What are some tips to save tokens when using Next Web?
- Click the settings button above the chat box and find the following options:
- Number of historical messages: The fewer, the less token consumption, but GPT will forget previous conversations.
- Historical summary: Used to record long-term topics; turning it off can reduce token consumption.
- Inject system-level prompts: Used to improve ChatGPT’s response quality; turning it off can reduce token consumption.
- Click the settings button in the lower-left corner to turn off automatic title generation, which can reduce token consumption.
- During a conversation, click the robot icon above the chat box to quickly switch models. Prefer using 3.5 for Q&A, and if unsatisfied, switch to 4.0 to ask again.
Why doesn’t the backend show the used quota when creating a key?

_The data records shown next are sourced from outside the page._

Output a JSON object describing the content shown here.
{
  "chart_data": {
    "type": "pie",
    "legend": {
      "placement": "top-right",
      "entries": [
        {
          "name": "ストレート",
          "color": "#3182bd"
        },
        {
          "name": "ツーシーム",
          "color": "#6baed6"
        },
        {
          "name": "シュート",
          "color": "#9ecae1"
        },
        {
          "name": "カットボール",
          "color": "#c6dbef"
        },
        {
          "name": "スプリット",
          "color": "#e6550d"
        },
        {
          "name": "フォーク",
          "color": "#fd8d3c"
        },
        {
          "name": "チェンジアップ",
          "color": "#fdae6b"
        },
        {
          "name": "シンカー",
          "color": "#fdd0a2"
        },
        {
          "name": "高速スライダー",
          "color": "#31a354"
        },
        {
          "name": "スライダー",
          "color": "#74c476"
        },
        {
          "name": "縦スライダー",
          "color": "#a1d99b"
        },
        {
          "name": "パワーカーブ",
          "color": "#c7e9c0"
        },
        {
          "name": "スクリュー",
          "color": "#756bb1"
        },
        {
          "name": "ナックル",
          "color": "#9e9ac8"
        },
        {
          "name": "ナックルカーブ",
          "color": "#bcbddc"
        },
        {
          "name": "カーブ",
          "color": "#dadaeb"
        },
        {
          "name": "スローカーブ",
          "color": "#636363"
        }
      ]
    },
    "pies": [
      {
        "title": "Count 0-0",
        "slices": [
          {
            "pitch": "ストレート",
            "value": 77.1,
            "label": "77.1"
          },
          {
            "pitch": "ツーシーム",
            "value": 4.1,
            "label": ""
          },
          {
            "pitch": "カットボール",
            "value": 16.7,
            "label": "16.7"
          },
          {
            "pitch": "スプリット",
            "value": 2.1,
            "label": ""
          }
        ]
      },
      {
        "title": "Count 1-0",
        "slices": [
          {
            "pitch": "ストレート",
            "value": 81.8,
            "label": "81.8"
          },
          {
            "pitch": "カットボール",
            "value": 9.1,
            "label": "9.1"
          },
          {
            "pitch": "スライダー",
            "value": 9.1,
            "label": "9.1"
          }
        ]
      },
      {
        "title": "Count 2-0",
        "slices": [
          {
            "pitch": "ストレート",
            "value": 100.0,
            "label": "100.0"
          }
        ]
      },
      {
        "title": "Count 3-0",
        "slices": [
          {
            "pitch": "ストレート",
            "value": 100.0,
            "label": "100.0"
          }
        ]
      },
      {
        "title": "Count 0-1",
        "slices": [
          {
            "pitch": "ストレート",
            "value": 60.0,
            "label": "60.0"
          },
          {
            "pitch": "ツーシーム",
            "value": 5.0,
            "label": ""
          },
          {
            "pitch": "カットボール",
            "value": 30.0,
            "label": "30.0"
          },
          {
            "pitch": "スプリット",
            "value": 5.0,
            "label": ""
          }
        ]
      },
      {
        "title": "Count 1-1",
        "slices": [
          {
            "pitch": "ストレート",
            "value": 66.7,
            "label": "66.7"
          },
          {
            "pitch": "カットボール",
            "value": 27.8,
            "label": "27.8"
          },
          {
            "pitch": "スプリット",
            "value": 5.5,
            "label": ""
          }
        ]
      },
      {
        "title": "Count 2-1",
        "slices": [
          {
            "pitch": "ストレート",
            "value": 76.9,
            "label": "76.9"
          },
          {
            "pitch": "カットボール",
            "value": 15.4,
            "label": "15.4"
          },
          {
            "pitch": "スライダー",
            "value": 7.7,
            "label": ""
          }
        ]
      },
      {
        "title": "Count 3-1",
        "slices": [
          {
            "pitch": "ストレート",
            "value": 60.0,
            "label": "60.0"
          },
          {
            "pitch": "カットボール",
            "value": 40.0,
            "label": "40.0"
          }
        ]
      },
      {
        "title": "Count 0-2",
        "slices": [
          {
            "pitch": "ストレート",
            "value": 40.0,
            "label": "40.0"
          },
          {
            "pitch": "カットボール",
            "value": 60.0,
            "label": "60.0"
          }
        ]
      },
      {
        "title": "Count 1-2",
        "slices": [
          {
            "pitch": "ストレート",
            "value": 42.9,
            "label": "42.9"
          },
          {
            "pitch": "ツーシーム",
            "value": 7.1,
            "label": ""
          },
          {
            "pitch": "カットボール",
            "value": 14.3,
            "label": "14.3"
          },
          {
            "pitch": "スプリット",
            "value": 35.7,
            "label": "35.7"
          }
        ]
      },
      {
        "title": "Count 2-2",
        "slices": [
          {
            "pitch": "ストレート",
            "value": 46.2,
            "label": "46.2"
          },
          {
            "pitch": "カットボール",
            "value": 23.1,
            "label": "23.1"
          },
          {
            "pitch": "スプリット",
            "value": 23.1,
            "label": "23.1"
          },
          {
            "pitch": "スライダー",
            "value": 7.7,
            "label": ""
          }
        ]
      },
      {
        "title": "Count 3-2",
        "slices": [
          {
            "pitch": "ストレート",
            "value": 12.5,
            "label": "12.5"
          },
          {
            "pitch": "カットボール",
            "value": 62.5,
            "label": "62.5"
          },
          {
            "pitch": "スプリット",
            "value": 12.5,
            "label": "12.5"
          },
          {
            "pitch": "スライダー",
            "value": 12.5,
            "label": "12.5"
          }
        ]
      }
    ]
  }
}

When set to unlimited quota, the used quota won’t update. Change the unlimited quota to a limited quota to see the usage.
User Agreement
Payment is considered agreement to this agreement! Otherwise, please do not pay!
- This service will not persistently store any user’s chat information in any form;
- This service does not know and cannot know any text content transmitted by users in this service. Any illegal or criminal consequences caused by users using this service are borne by the user, and this service will fully cooperate with any related investigations that may arise.